L’economia della Nuova Zelanda è sprofondata in recessione nel terzo trimestre dell'anno: l’attività è crollata molto più rapidamente del previsto e la produzione del trimestre precedente è stata tagliata, sostenendo la richiesta di una più aggressiva politica di taglio dei tassi. Parallelamente, alla notizia, la moneta nazionale, il dollaro neozelandese, è al minimo degli ultimi due anni, a 0,5614 dollari, rispetto alla valuta americana, dopo aver già perso il 2,2% in seguito all’allentamento monetario da parte della Federal Reserve statunitense.
La Nuova Zelanda in piena recessione: crolla la moneta locale
I dati resi noti oggi hanno mostrato che il prodotto interno lordo è crollato dell′1,0% nel trimestre di settembre rispetto al trimestre precedente, superando di gran lunga le previsioni di mercato che si attestavano su una contrazione dello 0,2%.
Il trimestre di giugno è stato rivisto per mostrare un calo dell′1,1%, e due trimestri consecutivi di declino sono la definizione tecnica di recessione. A parte la pandemia, questo è stato il più grande declino in due trimestri dalla dolorosamente profonda recessione del 1991.
Il risultato è stato ben superiore al calo dello 0,2% previsto dalla banca centrale neozelandese ed è arrivato appena due giorni dopo che il Tesoro aveva previsto un calo di solo lo 0,1%.

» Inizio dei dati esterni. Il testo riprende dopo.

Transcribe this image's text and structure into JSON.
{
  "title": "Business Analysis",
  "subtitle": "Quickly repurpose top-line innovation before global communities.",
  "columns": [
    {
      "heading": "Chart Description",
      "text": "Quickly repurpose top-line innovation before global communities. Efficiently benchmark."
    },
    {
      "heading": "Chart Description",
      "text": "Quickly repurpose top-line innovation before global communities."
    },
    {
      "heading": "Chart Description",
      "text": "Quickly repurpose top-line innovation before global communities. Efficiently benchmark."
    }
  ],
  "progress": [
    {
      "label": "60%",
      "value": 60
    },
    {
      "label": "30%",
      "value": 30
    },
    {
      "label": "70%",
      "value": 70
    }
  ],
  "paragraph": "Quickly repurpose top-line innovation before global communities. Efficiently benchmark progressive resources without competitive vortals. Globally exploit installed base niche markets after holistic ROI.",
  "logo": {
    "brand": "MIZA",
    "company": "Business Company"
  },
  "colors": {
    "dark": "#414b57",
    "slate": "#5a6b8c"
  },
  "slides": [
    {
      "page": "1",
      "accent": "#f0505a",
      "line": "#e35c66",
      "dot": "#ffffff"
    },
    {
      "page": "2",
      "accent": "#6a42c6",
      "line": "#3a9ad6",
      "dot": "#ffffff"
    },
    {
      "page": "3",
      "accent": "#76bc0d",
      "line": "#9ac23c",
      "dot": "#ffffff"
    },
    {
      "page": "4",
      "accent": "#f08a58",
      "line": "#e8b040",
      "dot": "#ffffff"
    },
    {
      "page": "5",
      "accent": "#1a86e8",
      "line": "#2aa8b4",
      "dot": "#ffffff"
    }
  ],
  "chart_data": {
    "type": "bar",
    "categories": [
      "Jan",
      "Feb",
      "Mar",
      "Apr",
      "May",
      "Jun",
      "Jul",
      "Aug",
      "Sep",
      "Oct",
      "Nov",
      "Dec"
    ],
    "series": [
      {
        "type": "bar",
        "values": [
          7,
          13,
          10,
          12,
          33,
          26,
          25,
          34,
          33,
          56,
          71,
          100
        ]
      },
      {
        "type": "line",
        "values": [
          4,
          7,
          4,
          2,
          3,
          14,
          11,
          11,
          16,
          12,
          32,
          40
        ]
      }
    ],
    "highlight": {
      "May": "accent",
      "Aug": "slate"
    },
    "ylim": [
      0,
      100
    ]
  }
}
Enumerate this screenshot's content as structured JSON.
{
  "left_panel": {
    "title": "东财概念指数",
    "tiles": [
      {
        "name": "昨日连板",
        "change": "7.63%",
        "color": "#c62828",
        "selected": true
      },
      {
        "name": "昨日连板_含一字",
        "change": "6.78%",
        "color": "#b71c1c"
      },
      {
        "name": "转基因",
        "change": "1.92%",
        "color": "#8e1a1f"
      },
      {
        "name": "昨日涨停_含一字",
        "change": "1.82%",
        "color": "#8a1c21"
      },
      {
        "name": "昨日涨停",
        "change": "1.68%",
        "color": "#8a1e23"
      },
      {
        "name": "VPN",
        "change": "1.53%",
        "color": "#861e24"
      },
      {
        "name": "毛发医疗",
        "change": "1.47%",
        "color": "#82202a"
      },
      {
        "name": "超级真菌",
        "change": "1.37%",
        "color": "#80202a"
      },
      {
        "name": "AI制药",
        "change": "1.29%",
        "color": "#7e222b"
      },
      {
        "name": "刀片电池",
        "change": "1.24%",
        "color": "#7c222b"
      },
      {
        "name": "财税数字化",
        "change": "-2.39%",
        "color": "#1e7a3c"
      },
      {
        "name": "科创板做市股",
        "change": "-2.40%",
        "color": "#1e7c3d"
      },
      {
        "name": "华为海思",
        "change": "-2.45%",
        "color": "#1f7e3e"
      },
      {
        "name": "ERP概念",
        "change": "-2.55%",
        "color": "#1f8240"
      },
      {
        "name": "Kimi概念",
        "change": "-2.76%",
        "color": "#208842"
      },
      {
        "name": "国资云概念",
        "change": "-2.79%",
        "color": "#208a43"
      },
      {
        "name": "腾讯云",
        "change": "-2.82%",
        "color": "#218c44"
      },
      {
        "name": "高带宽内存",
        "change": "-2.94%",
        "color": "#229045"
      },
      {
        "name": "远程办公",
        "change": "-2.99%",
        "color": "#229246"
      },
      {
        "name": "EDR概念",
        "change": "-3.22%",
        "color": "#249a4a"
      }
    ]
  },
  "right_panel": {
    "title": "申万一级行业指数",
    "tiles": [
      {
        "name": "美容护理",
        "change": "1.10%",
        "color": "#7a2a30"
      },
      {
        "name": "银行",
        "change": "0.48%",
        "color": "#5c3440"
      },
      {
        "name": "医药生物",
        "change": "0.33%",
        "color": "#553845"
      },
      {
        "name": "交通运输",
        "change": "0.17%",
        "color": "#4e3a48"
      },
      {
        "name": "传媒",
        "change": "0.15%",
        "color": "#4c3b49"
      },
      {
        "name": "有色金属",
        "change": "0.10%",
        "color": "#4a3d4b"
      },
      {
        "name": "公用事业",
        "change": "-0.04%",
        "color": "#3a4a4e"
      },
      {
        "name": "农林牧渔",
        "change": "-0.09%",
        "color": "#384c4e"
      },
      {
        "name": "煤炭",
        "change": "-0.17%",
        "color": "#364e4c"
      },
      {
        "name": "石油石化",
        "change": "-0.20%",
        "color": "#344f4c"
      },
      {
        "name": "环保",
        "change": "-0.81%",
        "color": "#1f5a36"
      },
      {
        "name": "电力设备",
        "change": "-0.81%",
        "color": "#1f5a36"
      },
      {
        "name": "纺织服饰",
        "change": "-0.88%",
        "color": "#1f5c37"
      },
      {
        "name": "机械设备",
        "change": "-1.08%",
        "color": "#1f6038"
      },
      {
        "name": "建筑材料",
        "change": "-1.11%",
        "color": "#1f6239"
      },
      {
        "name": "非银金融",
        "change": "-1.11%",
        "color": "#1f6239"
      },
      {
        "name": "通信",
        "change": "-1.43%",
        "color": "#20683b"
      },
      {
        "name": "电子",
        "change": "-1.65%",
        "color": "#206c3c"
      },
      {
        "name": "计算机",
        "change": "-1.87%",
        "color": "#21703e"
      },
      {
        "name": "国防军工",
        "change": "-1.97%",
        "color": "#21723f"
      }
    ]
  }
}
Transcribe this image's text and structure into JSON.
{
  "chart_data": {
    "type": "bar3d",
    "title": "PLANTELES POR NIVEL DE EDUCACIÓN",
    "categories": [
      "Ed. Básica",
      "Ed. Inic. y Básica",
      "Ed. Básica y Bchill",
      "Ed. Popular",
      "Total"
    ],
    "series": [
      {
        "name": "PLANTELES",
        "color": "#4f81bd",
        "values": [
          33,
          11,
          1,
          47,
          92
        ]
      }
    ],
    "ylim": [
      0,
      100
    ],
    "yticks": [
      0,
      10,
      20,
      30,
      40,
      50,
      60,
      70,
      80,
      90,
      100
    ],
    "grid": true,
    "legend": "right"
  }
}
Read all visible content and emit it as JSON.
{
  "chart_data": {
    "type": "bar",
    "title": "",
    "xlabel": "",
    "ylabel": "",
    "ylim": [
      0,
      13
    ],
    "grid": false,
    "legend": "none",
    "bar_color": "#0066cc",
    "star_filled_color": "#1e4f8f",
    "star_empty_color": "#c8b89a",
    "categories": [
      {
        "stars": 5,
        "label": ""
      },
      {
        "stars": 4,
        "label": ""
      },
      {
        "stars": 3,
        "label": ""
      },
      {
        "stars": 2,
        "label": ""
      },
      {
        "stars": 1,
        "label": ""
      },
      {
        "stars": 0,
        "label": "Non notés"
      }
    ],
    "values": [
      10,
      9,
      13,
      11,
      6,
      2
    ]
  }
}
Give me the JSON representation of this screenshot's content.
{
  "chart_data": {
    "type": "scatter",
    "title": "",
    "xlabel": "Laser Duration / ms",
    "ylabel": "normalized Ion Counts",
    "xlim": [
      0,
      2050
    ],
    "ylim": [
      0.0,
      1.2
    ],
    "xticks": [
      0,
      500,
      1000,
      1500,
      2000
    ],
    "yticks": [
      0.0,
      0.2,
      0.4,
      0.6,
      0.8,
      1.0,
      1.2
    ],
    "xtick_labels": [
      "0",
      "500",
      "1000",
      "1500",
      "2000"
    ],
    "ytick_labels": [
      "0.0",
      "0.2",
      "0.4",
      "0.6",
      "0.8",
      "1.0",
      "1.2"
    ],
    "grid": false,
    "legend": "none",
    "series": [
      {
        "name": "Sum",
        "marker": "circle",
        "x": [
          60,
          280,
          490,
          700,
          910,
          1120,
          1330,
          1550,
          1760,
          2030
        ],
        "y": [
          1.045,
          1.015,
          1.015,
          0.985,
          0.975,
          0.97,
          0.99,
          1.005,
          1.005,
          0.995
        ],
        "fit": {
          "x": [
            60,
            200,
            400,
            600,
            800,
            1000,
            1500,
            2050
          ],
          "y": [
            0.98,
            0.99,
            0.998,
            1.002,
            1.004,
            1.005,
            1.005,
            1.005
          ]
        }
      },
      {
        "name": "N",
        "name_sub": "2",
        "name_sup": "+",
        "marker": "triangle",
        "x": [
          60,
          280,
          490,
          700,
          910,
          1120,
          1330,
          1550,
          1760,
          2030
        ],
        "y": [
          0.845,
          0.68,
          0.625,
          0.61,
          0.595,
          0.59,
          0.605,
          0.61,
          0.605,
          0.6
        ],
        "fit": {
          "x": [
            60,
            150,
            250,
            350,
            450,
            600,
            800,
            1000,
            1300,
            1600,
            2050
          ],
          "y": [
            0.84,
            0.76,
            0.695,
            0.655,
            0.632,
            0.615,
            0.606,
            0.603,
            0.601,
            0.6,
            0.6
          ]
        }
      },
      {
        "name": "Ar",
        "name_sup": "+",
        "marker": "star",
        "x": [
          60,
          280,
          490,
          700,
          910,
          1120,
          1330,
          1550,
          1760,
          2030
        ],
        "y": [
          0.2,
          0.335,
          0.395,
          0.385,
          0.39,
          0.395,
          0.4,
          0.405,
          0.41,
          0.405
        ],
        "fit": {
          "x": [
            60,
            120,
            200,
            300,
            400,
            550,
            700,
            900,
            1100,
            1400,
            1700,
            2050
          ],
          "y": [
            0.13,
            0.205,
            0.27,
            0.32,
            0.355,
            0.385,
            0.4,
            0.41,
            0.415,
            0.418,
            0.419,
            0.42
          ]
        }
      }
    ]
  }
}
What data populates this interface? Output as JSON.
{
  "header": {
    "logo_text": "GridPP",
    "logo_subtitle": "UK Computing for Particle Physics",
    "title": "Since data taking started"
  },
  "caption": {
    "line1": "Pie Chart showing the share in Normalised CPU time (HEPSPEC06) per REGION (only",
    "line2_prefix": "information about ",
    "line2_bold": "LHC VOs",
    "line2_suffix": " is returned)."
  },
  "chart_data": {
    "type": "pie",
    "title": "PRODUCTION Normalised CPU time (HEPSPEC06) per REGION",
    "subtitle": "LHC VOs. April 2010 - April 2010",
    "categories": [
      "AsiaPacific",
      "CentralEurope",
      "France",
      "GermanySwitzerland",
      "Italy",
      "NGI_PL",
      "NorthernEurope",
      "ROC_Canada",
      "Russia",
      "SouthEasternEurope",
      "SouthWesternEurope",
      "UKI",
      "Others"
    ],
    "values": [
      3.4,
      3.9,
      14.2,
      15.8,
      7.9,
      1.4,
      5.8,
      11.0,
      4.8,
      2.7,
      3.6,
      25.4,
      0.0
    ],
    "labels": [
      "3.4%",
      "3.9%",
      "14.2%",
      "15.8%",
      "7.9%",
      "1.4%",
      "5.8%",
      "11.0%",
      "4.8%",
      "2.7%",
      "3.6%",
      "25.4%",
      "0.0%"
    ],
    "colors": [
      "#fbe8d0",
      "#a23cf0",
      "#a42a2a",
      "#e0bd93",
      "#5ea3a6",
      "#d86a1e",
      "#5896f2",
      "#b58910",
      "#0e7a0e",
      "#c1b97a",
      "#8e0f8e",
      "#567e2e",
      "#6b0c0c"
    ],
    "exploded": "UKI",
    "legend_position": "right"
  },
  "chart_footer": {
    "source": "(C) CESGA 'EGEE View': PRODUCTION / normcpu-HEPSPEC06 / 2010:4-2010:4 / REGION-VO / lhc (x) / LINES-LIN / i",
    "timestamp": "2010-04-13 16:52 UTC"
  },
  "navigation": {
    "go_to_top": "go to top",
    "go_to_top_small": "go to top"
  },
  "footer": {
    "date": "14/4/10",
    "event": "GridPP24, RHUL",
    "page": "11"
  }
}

Il governo aveva già dovuto abbandonare le speranze di un ritorno al surplus di bilancio, registrando deficit per i successivi cinque anni.
Oggi il ministro delle Finanze Nicola Willis ha puntato il dito contro la banca centrale per il suo ruolo nella contrazione economica.
''Il declino riflette l’impatto dell’elevata inflazione sull’economia - ha affermato Willis - Ciò ha portato la Reserve Bank a progettare una recessione che ha soffocato la crescita''.
Questa situazione di debolezza ha toccato soprattutto, tra i settori industriali, l'industria manifatturiera, servizi ed edilizia, con spesa delle famiglie e quella pubblica calata nel trimestre, mentre anche gli investimenti e le esportazioni hanno subito un rallentamento.
Nei dodici mesi fino a settembre, la produzione ha registrato un brusco calo dell′1,5%, il calo più netto dall’inizio della pandemia e ben al di sopra delle previsioni di un calo dello 0,4%.
Poiché la popolazione della nazione insulare del Pacifico meridionale è cresciuta dell′1,2%, arrivando a 5,35 milioni nell’anno fino a settembre, il PIL pro capite è sceso di un ulteriore 2,1% su base annua.